Pavlov and its government, having “jurisdiction” over an effective population consisting of a single-digit number of individuals (who grant that unenforceable jurisdiction voluntarily for as long as they’re interested in participating) cannot be compared to the Rome of Nero, Hitler’s Germany, or Stalin’s Soviet Russia nor the heinous atrocities committed by these deranged individuals.
Pavlov’s declaration against homosexuals, while disagreeable and repugnant, will not result in the next Holocaust and to suggest otherwise by equating the micronation’s leadership to Hitler is a blatant insult to the millions who died at the hands of Hitler or any of the other tyrants invoked by Prince Freï. No micronation, Pavlov included, has the capability to actually physically persecute its citizens or murder them en masse for being homosexual or anything else for that matter; certainly not on the scale of the tyrants. A micronation is but a momentary soapbox for its creator and a few close associates over the many years of their respective lifetimes after all.

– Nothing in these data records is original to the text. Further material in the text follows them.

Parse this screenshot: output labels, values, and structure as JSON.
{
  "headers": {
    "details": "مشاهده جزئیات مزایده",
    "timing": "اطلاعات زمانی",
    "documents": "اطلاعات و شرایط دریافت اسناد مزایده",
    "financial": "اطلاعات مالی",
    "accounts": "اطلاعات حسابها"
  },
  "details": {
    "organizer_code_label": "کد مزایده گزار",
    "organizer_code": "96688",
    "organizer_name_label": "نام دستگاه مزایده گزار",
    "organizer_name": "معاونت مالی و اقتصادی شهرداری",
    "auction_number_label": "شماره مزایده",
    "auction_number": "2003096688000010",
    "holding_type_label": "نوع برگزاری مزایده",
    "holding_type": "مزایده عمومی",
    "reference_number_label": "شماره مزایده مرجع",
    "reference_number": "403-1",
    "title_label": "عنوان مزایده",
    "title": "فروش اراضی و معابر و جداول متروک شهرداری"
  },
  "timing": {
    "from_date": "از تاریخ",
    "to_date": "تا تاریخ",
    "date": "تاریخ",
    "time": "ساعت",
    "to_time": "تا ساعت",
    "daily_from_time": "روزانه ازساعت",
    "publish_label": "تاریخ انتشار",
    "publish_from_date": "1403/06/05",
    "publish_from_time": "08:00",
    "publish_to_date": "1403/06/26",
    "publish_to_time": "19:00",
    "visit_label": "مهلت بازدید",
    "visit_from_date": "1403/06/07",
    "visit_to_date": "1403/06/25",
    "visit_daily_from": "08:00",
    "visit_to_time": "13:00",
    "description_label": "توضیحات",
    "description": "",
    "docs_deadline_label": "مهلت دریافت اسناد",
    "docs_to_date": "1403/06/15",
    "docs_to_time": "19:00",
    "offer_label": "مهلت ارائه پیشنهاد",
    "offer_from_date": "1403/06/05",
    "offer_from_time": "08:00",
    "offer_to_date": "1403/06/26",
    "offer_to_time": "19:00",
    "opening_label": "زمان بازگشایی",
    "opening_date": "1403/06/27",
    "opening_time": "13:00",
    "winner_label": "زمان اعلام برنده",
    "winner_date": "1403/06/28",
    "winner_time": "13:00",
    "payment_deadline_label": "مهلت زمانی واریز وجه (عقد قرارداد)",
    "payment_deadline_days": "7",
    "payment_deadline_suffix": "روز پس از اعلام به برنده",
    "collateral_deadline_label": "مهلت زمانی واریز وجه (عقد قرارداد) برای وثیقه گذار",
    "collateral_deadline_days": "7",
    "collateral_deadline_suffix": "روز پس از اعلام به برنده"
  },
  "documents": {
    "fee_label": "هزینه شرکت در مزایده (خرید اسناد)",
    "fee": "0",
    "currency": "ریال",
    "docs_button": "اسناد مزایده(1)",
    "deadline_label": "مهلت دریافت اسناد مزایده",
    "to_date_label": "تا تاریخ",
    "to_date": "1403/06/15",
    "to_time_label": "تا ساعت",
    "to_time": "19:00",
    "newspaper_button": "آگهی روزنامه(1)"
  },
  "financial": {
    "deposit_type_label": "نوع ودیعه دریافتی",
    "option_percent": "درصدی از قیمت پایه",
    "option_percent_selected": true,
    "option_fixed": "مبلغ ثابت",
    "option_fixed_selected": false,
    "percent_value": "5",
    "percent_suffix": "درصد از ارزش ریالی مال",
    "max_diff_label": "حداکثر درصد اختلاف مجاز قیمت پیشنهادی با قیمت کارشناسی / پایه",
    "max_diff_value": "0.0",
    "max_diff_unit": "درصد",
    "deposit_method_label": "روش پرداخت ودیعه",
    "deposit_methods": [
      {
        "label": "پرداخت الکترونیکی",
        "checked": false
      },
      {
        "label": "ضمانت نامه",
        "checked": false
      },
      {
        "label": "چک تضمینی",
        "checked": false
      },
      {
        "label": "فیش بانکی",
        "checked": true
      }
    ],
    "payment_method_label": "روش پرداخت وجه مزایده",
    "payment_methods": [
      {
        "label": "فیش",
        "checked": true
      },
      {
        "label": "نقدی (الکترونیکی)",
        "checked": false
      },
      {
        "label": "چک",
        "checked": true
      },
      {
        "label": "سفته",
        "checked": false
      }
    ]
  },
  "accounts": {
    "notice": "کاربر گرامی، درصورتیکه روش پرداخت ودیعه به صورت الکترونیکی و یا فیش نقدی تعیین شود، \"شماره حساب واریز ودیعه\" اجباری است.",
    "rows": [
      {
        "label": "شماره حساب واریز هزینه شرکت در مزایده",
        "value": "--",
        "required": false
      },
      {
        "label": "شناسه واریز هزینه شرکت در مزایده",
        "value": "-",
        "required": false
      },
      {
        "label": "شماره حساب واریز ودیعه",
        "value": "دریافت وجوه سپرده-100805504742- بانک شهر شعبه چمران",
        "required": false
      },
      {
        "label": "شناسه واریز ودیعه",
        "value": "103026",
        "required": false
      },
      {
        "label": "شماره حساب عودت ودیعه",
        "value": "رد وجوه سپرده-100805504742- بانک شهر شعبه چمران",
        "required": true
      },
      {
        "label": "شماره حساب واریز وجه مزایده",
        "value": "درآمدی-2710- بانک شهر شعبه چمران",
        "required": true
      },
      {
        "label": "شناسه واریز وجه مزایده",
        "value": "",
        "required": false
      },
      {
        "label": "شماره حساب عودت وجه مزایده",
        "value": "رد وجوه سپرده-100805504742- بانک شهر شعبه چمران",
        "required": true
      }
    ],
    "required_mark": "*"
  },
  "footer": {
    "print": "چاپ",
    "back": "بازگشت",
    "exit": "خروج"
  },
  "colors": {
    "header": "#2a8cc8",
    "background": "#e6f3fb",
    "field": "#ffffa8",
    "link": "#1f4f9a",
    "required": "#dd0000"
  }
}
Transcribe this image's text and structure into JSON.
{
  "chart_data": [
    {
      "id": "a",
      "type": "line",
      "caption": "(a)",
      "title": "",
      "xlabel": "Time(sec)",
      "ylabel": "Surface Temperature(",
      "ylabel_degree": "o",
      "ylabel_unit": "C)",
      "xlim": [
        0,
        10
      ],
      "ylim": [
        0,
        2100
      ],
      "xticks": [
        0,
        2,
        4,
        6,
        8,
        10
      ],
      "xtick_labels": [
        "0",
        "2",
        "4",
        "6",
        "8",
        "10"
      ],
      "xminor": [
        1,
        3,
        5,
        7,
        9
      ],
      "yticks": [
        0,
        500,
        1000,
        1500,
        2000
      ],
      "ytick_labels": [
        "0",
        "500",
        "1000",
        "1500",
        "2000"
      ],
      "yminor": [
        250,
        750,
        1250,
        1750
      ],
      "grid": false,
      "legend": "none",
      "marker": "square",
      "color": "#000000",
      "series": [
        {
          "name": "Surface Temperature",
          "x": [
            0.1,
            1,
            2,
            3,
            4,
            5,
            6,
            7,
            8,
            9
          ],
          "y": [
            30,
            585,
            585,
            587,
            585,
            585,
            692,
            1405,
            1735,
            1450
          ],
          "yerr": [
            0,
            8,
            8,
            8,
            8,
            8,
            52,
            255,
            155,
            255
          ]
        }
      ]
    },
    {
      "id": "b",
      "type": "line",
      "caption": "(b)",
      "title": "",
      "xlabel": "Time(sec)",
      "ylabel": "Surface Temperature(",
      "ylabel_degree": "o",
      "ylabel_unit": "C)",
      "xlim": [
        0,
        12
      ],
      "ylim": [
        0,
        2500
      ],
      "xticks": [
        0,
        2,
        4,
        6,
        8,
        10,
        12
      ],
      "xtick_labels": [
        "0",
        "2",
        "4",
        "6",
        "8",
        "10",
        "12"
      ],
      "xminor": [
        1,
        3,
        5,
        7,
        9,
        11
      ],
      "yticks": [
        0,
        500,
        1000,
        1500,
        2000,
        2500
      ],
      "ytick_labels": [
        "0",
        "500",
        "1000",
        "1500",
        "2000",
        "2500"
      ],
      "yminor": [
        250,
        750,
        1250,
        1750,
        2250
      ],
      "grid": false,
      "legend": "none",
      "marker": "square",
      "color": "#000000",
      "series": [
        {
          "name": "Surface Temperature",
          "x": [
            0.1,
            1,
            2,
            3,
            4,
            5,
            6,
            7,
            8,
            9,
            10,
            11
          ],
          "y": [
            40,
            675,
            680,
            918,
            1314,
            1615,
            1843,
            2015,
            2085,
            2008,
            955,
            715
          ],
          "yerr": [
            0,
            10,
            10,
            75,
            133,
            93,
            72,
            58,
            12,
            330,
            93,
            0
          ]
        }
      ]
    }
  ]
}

The comment, while made during a passionate and sensible plea for tolerance, nonetheless shows a regrettable lack of perspective and awareness of what a micronation really is in the grand scheme of law and society. It only provides fodder to Pavlov to fling back. Given the strong feelings of society that remain over the atrocities of Hitler and Stalin, it also provides Pavlov with a rallying point by which it can build support from others by shifting focus.
It is easy to get lost in emotion when speaking on a topic for which one has much passion. Prince Freï should not be held in disregard for his unwise comparison; however, we must always take that step back, think rationally about our comments and remember that we can excise the ignorant from our community without descending into ignorance ourselves.